— Мой малыш болен. Я только что отвез его в больницу.

— Вот как… А что с ним?

— Не знаю. Ночью у него был сильный жар. Он страшно осунулся, глаза у него… знаешь… совсем ввалились. Совсем ввалились.

Они продолжали идти в напряженном молчании. Вокруг бурлила жизнь. Они миновали закусочную, стены которой старый художник расписал подобающими заведению смешными картинками.

— Ну, а как жена?

— Нормально. Знаешь, она беременна и очень переживает за Обиоко. Хорошая у меня жена.

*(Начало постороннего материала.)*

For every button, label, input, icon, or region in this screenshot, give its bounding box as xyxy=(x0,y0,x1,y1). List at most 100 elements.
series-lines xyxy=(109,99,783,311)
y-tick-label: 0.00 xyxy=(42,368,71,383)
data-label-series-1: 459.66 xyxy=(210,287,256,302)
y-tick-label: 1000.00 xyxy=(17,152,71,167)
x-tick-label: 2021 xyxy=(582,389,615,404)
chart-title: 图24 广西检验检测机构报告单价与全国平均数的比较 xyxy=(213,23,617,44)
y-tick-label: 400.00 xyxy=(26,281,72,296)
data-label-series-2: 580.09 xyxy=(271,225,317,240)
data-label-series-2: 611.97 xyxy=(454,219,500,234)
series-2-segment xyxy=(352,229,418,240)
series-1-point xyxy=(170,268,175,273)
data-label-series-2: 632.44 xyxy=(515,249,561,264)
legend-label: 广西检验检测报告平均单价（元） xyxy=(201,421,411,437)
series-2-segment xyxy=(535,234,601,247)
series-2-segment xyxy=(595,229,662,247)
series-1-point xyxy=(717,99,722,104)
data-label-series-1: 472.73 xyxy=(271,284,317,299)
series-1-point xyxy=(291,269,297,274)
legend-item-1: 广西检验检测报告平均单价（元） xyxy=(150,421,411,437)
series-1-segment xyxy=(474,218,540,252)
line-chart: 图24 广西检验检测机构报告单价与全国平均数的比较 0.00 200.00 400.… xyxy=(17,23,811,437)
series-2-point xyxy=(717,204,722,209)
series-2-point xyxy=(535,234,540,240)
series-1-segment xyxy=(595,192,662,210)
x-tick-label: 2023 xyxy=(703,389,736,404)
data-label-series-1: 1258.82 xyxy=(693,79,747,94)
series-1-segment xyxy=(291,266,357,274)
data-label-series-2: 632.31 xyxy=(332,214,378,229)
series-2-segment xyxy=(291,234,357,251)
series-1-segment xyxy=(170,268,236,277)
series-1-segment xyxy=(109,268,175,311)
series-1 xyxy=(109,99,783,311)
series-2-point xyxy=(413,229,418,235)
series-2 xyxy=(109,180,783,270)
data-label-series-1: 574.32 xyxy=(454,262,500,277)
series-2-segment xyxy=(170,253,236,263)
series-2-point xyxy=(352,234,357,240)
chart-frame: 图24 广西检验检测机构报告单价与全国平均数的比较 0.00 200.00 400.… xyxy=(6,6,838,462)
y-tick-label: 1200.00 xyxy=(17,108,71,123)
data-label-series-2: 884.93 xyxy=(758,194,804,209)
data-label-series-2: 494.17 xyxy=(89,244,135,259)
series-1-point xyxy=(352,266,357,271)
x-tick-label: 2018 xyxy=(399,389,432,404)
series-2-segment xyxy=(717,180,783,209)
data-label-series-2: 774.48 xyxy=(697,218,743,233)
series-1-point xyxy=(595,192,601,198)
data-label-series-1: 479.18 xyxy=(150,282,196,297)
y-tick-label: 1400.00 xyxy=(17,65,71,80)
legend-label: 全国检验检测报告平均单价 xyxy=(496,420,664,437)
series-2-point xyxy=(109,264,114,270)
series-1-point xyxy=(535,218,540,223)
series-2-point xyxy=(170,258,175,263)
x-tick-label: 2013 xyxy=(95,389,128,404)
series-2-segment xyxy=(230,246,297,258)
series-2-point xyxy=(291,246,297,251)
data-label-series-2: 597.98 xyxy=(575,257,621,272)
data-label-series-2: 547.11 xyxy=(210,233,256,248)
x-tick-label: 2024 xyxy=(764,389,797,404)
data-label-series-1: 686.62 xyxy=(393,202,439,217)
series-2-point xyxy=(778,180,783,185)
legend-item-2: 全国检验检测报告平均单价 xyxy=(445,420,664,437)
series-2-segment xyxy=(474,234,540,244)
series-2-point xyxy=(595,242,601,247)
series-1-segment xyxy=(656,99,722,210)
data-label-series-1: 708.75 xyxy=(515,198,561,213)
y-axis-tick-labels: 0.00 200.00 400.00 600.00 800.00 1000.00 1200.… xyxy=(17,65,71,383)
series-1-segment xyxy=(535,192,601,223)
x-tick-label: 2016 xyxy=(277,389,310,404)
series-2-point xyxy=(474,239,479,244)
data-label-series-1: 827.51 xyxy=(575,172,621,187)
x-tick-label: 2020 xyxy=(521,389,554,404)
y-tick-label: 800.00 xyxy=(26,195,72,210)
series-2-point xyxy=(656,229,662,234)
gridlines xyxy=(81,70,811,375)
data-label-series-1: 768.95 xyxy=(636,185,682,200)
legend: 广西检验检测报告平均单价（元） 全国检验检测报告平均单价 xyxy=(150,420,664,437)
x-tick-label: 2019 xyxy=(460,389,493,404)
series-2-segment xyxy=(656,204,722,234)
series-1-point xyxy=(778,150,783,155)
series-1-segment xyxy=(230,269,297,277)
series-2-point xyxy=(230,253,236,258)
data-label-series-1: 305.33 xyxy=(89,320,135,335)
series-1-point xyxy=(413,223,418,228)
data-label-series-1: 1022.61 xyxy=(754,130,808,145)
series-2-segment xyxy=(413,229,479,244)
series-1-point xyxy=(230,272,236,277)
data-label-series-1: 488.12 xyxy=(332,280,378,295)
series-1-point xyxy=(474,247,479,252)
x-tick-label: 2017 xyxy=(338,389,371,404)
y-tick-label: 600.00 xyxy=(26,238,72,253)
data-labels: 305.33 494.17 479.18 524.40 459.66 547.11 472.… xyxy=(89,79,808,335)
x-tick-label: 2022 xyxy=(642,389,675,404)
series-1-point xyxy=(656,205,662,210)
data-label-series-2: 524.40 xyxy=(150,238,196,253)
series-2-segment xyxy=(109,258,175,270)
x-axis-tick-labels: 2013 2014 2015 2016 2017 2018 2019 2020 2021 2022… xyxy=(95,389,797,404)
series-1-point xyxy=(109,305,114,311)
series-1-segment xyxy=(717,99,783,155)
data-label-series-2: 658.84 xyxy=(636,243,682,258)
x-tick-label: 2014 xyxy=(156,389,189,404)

Окоча нахмурился. На лбу залегли глубокие складки. Казалось, кожа у него на лице съежилась и под ней буграми вздулись мускулы, Омово никогда не видел его таким. И сразу опустились сумерки, словно природе передалась тоска Окочи. У Омово было такое чувство, будто небосвод сузился до размеров его головы и всей своей тяжестью давит на нее.

— Я уверен, Обиоко скоро поправится.

— Дай-то бог!

Вскоре Омово распрощался со старым художником. Тот кивнул и побрел в свою мастерскую. Домой Омово возвращался по людной улице среди сгущающейся темноты.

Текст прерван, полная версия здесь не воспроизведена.